Her remains were located in a barn on a property near Grahamdale, about 200 kilometres northwest of Winnipeg, on June 3.

Her death is being investigated as a homicide.

RCMP said the last time investigators have been able to physically place Xavia was about a year before her remains were found, and there were no missing person reports filed about her in that time.

Sergeant Paul Manaigre said the girl was from Pinaymootang First Nation but had lived on the property at one point in her life. Police are still trying to determine if she was living there at the time of her death.

“She would have been with different family members at different times of her life. That’s what we’re trying to ascertain through a timeline,” Sgt. Manaigre said Friday.

“There’s a long period of time that we’re not aware of … we want to narrow down the time frame as to when she was with family, when she wasn’t.”

Sgt. Manaigre said Xavia was not in the care of child and family services.

Natalie Anderson, a relative of the girl, said she took care of the child for a period after she was born.

Ms. Anderson said she last saw Xavia in March, 2022, when the girl went to live with other family members.

Ms. Anderson learned the girl had died after police found her remains, she said.

“Xavia was perfect. She was happy. She was loved. She was my chunky monkey,” Ms. Anderson said.

“I want her story known.”

Premier Wab Kinew called the case “absolutely tragic.”

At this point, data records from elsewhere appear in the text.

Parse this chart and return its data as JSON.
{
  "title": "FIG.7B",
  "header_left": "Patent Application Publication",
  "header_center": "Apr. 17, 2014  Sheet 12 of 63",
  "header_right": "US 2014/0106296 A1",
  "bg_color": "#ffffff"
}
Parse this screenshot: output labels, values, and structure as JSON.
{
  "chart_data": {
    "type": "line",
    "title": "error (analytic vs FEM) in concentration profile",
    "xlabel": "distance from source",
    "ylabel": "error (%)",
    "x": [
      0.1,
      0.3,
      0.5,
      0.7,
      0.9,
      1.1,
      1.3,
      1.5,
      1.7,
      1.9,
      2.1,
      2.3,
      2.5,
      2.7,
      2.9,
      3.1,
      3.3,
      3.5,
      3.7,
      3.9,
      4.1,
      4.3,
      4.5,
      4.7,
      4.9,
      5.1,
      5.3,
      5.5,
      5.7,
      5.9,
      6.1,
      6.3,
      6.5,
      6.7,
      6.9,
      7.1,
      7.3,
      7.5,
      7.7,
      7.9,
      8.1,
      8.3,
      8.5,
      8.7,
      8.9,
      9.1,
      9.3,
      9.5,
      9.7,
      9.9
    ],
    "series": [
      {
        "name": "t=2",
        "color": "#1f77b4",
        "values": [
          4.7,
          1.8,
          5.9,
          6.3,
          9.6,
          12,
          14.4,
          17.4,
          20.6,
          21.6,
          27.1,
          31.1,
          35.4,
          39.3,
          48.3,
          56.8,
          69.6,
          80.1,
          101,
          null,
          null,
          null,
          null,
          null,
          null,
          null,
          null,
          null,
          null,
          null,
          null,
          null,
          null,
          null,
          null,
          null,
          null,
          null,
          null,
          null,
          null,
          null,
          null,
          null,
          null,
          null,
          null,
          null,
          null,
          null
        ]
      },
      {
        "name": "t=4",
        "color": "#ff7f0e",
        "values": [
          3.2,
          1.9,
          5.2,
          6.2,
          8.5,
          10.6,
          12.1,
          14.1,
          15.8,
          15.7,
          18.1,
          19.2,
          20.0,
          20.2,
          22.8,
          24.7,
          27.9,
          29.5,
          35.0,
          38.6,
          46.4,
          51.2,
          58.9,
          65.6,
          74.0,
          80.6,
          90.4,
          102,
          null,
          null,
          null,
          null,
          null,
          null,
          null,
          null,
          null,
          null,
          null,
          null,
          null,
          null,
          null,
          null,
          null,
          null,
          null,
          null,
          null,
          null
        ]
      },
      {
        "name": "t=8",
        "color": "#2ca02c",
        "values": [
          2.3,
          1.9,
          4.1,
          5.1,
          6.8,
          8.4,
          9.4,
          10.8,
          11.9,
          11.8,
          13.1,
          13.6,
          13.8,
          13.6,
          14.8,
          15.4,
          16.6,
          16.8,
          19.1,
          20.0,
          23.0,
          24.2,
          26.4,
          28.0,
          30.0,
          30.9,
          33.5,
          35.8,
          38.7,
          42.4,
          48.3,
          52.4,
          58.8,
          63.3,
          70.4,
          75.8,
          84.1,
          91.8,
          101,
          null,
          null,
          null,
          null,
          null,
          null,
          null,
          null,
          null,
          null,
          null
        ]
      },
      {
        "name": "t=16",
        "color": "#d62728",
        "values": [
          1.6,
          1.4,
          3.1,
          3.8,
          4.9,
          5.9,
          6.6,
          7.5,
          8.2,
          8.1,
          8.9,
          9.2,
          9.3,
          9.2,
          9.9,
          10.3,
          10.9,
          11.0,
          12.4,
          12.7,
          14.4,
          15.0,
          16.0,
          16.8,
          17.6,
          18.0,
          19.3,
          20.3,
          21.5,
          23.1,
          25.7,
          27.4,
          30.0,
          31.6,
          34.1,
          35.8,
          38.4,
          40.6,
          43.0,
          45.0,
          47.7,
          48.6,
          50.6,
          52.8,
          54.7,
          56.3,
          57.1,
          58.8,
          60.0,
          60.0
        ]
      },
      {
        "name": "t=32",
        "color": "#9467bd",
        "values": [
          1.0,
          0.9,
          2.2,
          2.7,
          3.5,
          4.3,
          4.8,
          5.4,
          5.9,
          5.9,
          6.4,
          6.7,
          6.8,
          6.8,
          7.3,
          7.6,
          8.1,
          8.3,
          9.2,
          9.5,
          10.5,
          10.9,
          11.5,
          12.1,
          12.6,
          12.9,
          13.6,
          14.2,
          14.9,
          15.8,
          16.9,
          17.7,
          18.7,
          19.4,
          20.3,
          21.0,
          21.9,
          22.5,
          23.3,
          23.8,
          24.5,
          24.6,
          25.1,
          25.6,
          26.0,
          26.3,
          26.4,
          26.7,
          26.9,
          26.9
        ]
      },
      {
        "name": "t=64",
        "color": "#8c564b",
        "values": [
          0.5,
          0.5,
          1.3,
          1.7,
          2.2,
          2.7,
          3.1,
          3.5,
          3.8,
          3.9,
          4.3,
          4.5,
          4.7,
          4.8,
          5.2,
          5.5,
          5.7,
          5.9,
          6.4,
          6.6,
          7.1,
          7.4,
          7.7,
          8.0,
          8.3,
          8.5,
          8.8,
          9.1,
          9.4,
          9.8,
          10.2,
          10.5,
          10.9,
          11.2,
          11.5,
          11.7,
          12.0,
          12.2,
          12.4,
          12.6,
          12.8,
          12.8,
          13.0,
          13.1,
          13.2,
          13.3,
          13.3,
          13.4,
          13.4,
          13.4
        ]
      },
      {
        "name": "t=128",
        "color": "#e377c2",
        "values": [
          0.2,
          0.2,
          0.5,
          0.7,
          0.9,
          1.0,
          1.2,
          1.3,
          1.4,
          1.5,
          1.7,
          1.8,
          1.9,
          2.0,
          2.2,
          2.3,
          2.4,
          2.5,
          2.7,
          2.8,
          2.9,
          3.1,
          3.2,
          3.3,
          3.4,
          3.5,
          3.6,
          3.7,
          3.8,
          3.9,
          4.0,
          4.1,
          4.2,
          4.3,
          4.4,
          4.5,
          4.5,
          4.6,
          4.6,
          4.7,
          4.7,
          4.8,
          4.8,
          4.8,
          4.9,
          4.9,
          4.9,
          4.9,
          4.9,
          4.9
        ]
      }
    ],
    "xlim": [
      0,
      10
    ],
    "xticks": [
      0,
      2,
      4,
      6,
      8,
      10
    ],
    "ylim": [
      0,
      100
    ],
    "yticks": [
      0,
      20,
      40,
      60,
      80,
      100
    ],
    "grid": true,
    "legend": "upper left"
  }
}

“When we think of such a young life being lost and that the circumstances are being investigated as a homicide, this is one of the worst things that can happen, bar none,” Mr. Kinew said Friday.

“As a provincial government, when something like this happens in Manitoba, it makes you stop and take stock of what is happening across this land and resolve that … we will have an attention towards preventing incidents like this from happening again.”

Early details of the case bear some similarities to the death of Phoenix Sinclair in 2005. The five-year-old girl was not reported missing and, nine months after she was killed, her body was found near a landfill at the Fisher River Cree Nation north of Winnipeg.

Her mother, Samantha Kematch, and Ms. Kematch’s common-law husband, Karl McKay, were later convicted of first-degree murder, and the death led to a public inquiry.

Mounties are looking for any photos of Xavia taken after March, 2022, and are asking anyone who saw the girl after that date to contact them.